Ahmed Samy Khalifa (14 November 1933 – 14 August 2015) was an Egyptian pediatric hematologist and oncologist. He established the specialty of Pediatric Hematology/Oncology at Ain Shams University. He treated thousands of children with thalassemia, leukemia and other hematologic and ontological diseases all over Egypt.

== Education ==
He received a Bachelor of Medicine and Surgery in (1957) from Cairo University, followed by a Diploma in Pediatrics (1959), a diploma in Internal Medicine (1960), an MD in Pediatrics (1961), and a Diploma in Physiology and Biochemistry (1964), all from Cairo University. He was certified by the American Board of Pediatrics in 1974.

== Scientific career ==
- doctor privilege from 01/03/1957 to 28/02/1958 - Cairo University Hospitals.
- resident doctor from 10/04/1958 to 04/09/1960 - Children's Hospital and the paralysis Institute of Cairo University.
- A. Lecturer of pediatrics from 18/08/1960 to 07/19/1964 - Department of Pediatrics - Faculty of Medicine - Ain Shams University.
- Lecturer of pediatrics from 19/07/1964 until 10/21/1969 Department of Pediatrics - Faculty of Medicine - Ain Shams University.
- Associate professor of pediatrics from 10/21/1969 until 10/25/1974 Department of Pediatrics - Faculty of Medicine - Ain Shams University.
- Professor of pediatrics from 10/25/1974.
- Head of the Department of Pediatrics from 01/08/1991 until 31/07/1994.
- Professor Emeritus of Pediatrics from 08/01/1994 until 14/08/2015.

==Scientific education ==
- Created the pediatric Clinic Hematology and Oncology, Department of Pediatrics - Faculty of Medicine - Ain Shams University in December 1974, after his return from the United States as a therapeutic progress of the Egyptian society and friendly countries and education for physicians in diagnosis and treatment.
- Visiting professor at the University of Wayne, Michigan - United States of America.
- External examiner at the Faculty of Medicine Dubai, United Arab Emirates and the Faculty of Medicine of the University of Jordan.

== Awards ==
- Holder on Nishan Republic in Science and the State Incentive Award in 1982.
- Recipient of the State Award in Medical Sciences in 1998.

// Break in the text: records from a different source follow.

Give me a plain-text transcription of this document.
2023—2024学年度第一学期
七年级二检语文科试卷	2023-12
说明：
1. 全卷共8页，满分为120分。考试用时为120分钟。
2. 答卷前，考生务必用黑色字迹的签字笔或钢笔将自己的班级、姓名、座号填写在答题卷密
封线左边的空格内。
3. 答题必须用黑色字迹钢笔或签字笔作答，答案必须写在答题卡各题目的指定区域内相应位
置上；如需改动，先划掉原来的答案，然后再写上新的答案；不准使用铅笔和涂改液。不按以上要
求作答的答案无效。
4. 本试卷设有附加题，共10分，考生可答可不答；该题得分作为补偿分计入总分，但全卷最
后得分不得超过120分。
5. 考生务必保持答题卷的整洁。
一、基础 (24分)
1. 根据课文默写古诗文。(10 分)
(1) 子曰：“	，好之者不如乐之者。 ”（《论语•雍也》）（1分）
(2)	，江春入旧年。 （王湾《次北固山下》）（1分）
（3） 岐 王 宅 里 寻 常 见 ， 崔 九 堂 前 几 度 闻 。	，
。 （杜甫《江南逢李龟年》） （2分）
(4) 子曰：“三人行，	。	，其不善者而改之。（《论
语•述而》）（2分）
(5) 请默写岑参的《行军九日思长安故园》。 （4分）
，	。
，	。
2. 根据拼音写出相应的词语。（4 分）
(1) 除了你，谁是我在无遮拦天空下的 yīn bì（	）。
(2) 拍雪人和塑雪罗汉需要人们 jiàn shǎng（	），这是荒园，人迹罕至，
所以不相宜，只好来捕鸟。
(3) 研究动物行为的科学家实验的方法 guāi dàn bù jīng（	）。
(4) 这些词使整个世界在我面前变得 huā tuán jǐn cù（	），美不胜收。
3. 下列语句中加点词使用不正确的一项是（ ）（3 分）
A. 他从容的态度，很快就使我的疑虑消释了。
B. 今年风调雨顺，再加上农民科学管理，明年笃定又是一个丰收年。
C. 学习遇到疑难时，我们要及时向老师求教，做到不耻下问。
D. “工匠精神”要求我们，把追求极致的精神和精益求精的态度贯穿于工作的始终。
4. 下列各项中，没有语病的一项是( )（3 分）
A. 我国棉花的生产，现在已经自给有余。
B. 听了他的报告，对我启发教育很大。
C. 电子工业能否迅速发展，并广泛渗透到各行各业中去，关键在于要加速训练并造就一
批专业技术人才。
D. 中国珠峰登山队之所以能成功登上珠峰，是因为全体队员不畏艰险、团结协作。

== Membership of scientific committees ==
- He was a member of the Standing Committee of Pediatrics in different periods.
- was a member of the arbitration committee for the State Incentive Awards and discretion.

== Supervised theses ==
- 85 Master in pediatric hematology and oncology in children has vacationed.
- 62 M.D. thesis in pediatric hematology and oncology in children has vacationed.

== Research ==
- Published 219 research in local and international journals.
- Authored chapter on "Anemia in Mothers and Children in Developing Countries" in Maternal Child health around the World (1981) H.M Wallace and G.L. Ebrahim (editors) MacMillen Press London.
- Authored chapter "Exchange Transfusion: Metabolic aspects biochemical changes" in Paediatrics and Blood Transfusion (1992) Smit sibinga, P.C.Das and J.O.Forfar (editors) Matinus Nijhoff. Publisher the Hague / Boston / London
- Wrote Protocols of therapy for oncological diseases in Pediatrics (2012)

== Membership of scientific societies ==
- Egyptian Society of Pediatrics.
- Egyptian Medical Association.
- Egyptian Society of Hematology.
- Clinical Society of Ain Shams.
- Egyptian Oncology Group in children.
- The Egyptian Cancer Society.
- Ain Shams Society of Medicine and the care of children.
- International Society of Hematology ISH.
- International Society of Pediatric Oncology
- American Society of Hematology (ASH).
- European Haematology Association (EHA).

== Scientific journals ==
- Editor-in-Chief of the Egyptian children.